= DNS analytics =

DNS Analytics is the surveillance (collection and analysis) of DNS traffic within a computer network. Such analysis of DNS traffic has a significant application within information security and computer forensics, primarily when identifying insider threats, malware, cyberweapons, and advanced persistent threat (APT) campaigns within computer networks.

Since DNS Analytics processes and interactions involve the communications between DNS clients and DNS servers during the resolution of DNS queries and updates, it may include tasks such as request logging, historical monitoring by node, tabulation of request count quantities, and calculations based on network traffic requests.
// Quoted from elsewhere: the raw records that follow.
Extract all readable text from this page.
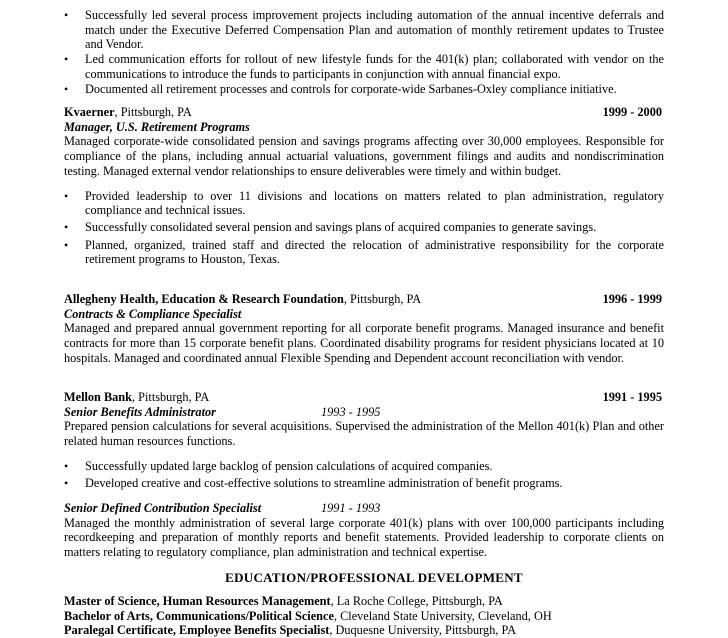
• Successfully led several process improvement projects including automation of the annual incentive deferrals and match under the Executive Deferred Compensation Plan and automation of monthly retirement updates to Trustee and Vendor.
• Led communication efforts for rollout of new lifestyle funds for the 401(k) plan; collaborated with vendor on the communications to introduce the funds to participants in conjunction with annual financial expo.
• Documented all retirement processes and controls for corporate-wide Sarbanes-Oxley compliance initiative.
Kvaerner, Pittsburgh, PA	1999 - 2000
Manager, U.S. Retirement Programs
Managed corporate-wide consolidated pension and savings programs affecting over 30,000 employees. Responsible for compliance of the plans, including annual actuarial valuations, government filings and audits and nondiscrimination testing. Managed external vendor relationships to ensure deliverables were timely and within budget.
• Provided leadership to over 11 divisions and locations on matters related to plan administration, regulatory compliance and technical issues.
• Successfully consolidated several pension and savings plans of acquired companies to generate savings.
• Planned, organized, trained staff and directed the relocation of administrative responsibility for the corporate retirement programs to Houston, Texas.
Allegheny Health, Education & Research Foundation, Pittsburgh, PA	1996 - 1999
Contracts & Compliance Specialist
Managed and prepared annual government reporting for all corporate benefit programs. Managed insurance and benefit contracts for more than 15 corporate benefit plans. Coordinated disability programs for resident physicians located at 10 hospitals. Managed and coordinated annual Flexible Spending and Dependent account reconciliation with vendor.
Mellon Bank, Pittsburgh, PA	1991 - 1995
Senior Benefits Administrator	1993 - 1995
Prepared pension calculations for several acquisitions. Supervised the administration of the Mellon 401(k) Plan and other related human resources functions.
• Successfully updated large backlog of pension calculations of acquired companies.
• Developed creative and cost-effective solutions to streamline administration of benefit programs.
Senior Defined Contribution Specialist	1991 - 1993
Managed the monthly administration of several large corporate 401(k) plans with over 100,000 participants including recordkeeping and preparation of monthly reports and benefit statements. Provided leadership to corporate clients on matters relating to regulatory compliance, plan administration and technical expertise.
EDUCATION/PROFESSIONAL DEVELOPMENT
Master of Science, Human Resources Management, La Roche College, Pittsburgh, PA
Bachelor of Arts, Communications/Political Science, Cleveland State University, Cleveland, OH
Paralegal Certificate, Employee Benefits Specialist, Duquesne University, Pittsburgh, PA
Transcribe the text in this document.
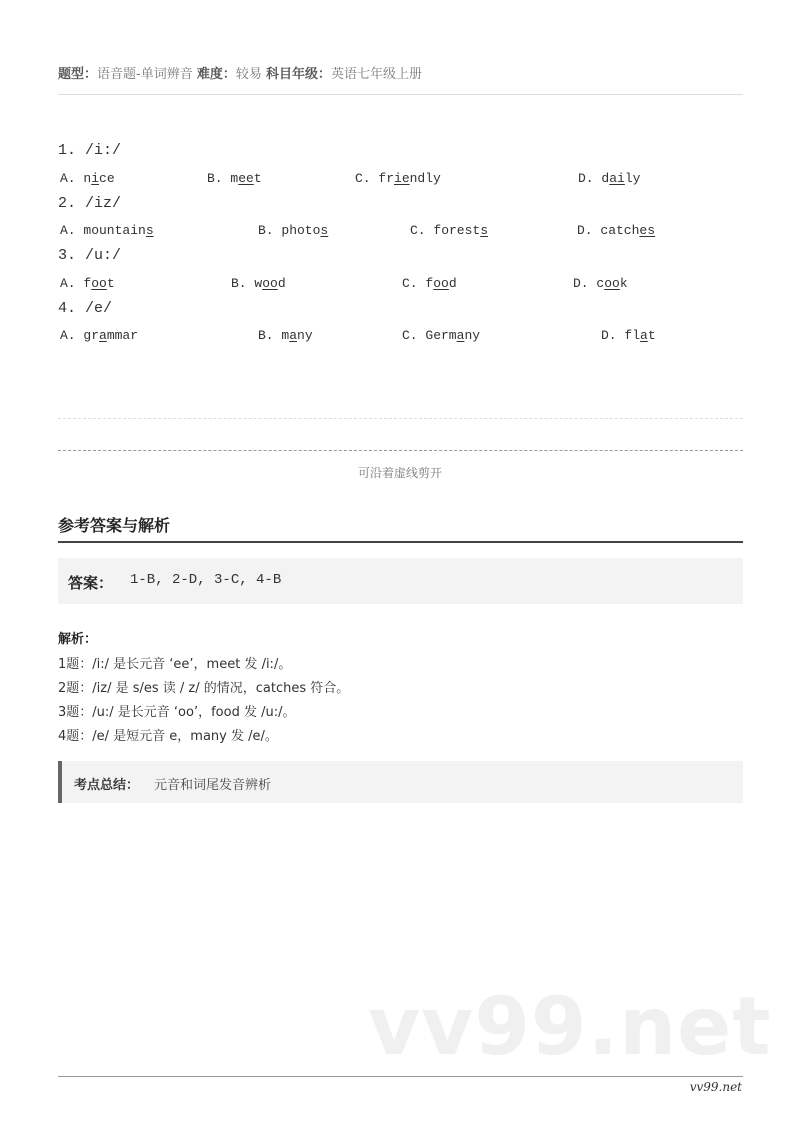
题型：语音题-单词辨音 难度：较易 科目年级：英语七年级上册
1. /i:/
A. nice	B. meet	C. friendly	D. daily
2. /iz/
A. mountains	B. photos	C. forests	D. catches
3. /u:/
A. foot	B. wood	C. food	D. cook
4. /e/
A. grammar	B. many	C. Germany	D. flat
可沿着虚线剪开
参考答案与解析
答案： 1-B, 2-D, 3-C, 4-B
解析：
1题：/i:/ 是长元音 ‘ee’，meet 发 /i:/。
2题：/iz/ 是 s/es 读 / z/ 的情况，catches 符合。
3题：/u:/ 是长元音 ‘oo’，food 发 /u:/。
4题：/e/ 是短元音 e，many 发 /e/。
考点总结： 元音和词尾发音辨析
vv99.net
vv99.net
While a primary driver for DNS Analytics is security described below, another motivation is understanding the traffic of a network so that it can be evaluated for improvements or optimization. For example, DNS Analytics can be used to gather data on a lab where a large number of related requests for PC software updates are made. Finding this, a local update server may be installed to improve the network.

==Published Research==
Research within the public domain shows that state-sponsored malware and APT campaigns exhibit DNS indicators of compromise (IOC). Since June 2010, analysis of cyberweapon platforms and agents has been undertaken by labs including Kaspersky Lab, ESET, Symantec, McAfee, Norman Safeground, and Mandiant. The findings as released by these organizations include detailed analysis of Stuxnet, Flame, Hidden Lynx, Operation Troy, The NetTraveler, Operation Hangover, Mandiant APT1, and Careto. These malware and APT campaigns can be reliably identified within computer networks through the use of DNS analytics tools.